08. Embedding Across Modalities
Joint embedding spaces enable cross-modal operations. This chapter covers the architecture and training of models that project different modalities into comparable representations.
Contrastive Learning for Alignment
CLIP and similar models learn joint spaces through contrastive learning. The training signal: matching image-text pairs should have high similarity; mismatched pairs should have low similarity.
import torch
import torch.nn.functional as F
from torch import nn
class ContrastiveLoss(nn.Module):
"""InfoNCE loss for contrastive learning."""
def __init__(self, temperature=0.07):
super().__init__()
self.temperature = temperature
def forward(self, image_embeds, text_embeds):
"""
image_embeds: (B, D) - normalized image embeddings
text_embeds: (B, D) - normalized text embeddings
"""
# Compute similarity matrix
logits = torch.matmul(image_embeds, text_embeds.T) / self.temperature
# Labels: diagonal is positive pairs
labels = torch.arange(len(logits), device=logits.device)
# Symmetric loss: image->text and text->image
loss_i2t = F.cross_entropy(logits, labels)
loss_t2i = F.cross_entropy(logits.T, labels)
return (loss_i2t + loss_t2i) / 2
def compute_accuracy(self, image_embeds, text_embeds):
"""Compute retrieval accuracy as sanity check."""
logits = torch.matmul(image_embeds, text_embeds.T) / self.temperature
preds = logits.argmax(dim=1)
return (preds == torch.arange(len(preds), device=preds.device)).float().mean()
Projection Heads
Raw encoder outputs are not directly comparable. Projection heads transform them into a joint space where alignment is meaningful.
class ProjectionHead(nn.Module):
"""Project modality-specific features to joint embedding space."""
def __init__(self, input_dim, output_dim=512, hidden_dim=2048):
super().__init__()
self.projection = nn.Sequential(
nn.Linear(input_dim, hidden_dim),
nn.GELU(),
nn.Linear(hidden_dim, hidden_dim),
nn.GELU(),
nn.Linear(hidden_dim, output_dim),
)
# Temperature and learnable scaling (used in some architectures)
self.logit_scale = nn.Parameter(torch.ones([]) * np.log(1 / 0.07))
def forward(self, features):
return self.projection(features)
def normalize(self, projected):
return F.normalize(projected, p=2, dim=-1)
Handling Modality Imbalance
Different modalities have different information content and entropy. Text is discrete and high-bandwidth; audio is continuous and redundant.
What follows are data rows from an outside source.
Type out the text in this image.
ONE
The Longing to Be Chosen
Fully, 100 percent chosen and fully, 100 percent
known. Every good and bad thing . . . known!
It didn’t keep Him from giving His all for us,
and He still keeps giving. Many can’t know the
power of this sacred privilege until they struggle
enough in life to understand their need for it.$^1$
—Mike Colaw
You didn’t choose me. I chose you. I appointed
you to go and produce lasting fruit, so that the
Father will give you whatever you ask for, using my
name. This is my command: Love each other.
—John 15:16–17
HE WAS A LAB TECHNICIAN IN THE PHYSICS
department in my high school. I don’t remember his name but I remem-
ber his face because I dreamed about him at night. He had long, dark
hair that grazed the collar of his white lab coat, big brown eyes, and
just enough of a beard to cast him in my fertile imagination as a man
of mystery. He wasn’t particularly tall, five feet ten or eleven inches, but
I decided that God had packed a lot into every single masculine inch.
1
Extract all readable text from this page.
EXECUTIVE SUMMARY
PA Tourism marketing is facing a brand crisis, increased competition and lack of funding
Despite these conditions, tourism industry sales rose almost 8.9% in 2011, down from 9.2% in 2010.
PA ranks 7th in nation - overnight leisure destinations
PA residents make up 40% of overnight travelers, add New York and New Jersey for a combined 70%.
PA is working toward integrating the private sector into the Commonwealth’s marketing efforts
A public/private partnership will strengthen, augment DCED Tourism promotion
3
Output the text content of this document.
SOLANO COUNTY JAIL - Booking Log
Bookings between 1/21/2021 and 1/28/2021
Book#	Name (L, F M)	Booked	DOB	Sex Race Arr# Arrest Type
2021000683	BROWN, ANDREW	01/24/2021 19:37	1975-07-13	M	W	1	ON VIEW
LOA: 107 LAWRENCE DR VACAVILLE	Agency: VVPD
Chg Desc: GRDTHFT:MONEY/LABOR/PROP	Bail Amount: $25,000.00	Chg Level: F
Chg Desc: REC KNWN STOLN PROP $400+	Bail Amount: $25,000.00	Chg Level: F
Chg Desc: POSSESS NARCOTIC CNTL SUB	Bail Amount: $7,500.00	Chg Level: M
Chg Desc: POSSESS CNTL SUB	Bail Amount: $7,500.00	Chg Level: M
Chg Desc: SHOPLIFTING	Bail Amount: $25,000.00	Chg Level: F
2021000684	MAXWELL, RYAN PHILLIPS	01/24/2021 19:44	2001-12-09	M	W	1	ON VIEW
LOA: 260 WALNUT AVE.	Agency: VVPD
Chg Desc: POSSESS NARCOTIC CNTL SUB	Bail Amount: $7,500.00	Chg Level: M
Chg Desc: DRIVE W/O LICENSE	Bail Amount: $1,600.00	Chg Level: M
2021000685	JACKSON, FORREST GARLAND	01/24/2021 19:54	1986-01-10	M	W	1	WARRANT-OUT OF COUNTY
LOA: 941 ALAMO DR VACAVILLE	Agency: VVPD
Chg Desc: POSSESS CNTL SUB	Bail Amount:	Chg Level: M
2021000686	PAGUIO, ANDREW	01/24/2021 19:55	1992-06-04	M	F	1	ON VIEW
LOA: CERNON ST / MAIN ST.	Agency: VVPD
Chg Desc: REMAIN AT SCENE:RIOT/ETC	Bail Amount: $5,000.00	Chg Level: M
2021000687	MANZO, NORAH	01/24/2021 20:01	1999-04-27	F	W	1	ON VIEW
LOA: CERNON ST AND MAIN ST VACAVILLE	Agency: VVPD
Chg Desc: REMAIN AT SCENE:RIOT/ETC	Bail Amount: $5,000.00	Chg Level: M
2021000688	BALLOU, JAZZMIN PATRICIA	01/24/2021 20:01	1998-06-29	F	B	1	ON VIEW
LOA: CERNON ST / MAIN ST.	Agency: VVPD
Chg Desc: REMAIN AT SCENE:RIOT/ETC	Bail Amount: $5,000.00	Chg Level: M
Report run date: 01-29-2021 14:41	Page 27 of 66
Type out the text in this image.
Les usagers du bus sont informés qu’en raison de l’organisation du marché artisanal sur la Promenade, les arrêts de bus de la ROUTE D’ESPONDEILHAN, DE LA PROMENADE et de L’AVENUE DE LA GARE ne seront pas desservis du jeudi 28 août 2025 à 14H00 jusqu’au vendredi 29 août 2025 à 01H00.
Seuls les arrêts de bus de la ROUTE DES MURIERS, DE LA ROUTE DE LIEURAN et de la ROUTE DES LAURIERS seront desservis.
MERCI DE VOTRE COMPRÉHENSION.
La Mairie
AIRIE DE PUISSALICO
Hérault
This imbalance affects embedding space structure.
def analyze_modality_distribution(image_embeds, text_embeds):
"""Compare embedding distributions across modalities."""
# Compute statistics
stats = {
"image": {
"mean_norm": image_embeds.norm(dim=-1).mean().item(),
"std_norm": image_embeds.norm(dim=-1).std().item(),
"cos_sim_mean": F.cosine_similarity(image_embeds[:, None], image_embeds, dim=-1).mean().item(),
},
"text": {
"mean_norm": text_embeds.norm(dim=-1).mean().item(),
"std_norm": text_embeds.norm(dim=-1).std().item(),
"cos_sim_mean": F.cosine_similarity(text_embeds[:, None], text_embeds, dim=-1).mean().item(),
}
}
# Cross-modal similarity should be lower than within-modality
cross_sim = F.cosine_similarity(image_embeds, text_embeds).mean().item()
print(f"Within-modality similarity:")
print(f" Image: {stats['image']['cos_sim_mean']:.3f}")
print(f" Text: {stats['text']['cos_sim_mean']:.3f}")
print(f"Cross-modal similarity: {cross_sim:.3f}")
return stats
Train a simple CLIP-style model on 1000 image-caption pairs using a pre-trained image encoder and random text encoder. Plot the training loss curve. After training, evaluate zero-shot retrieval accuracy on a held-out test set. Report findings.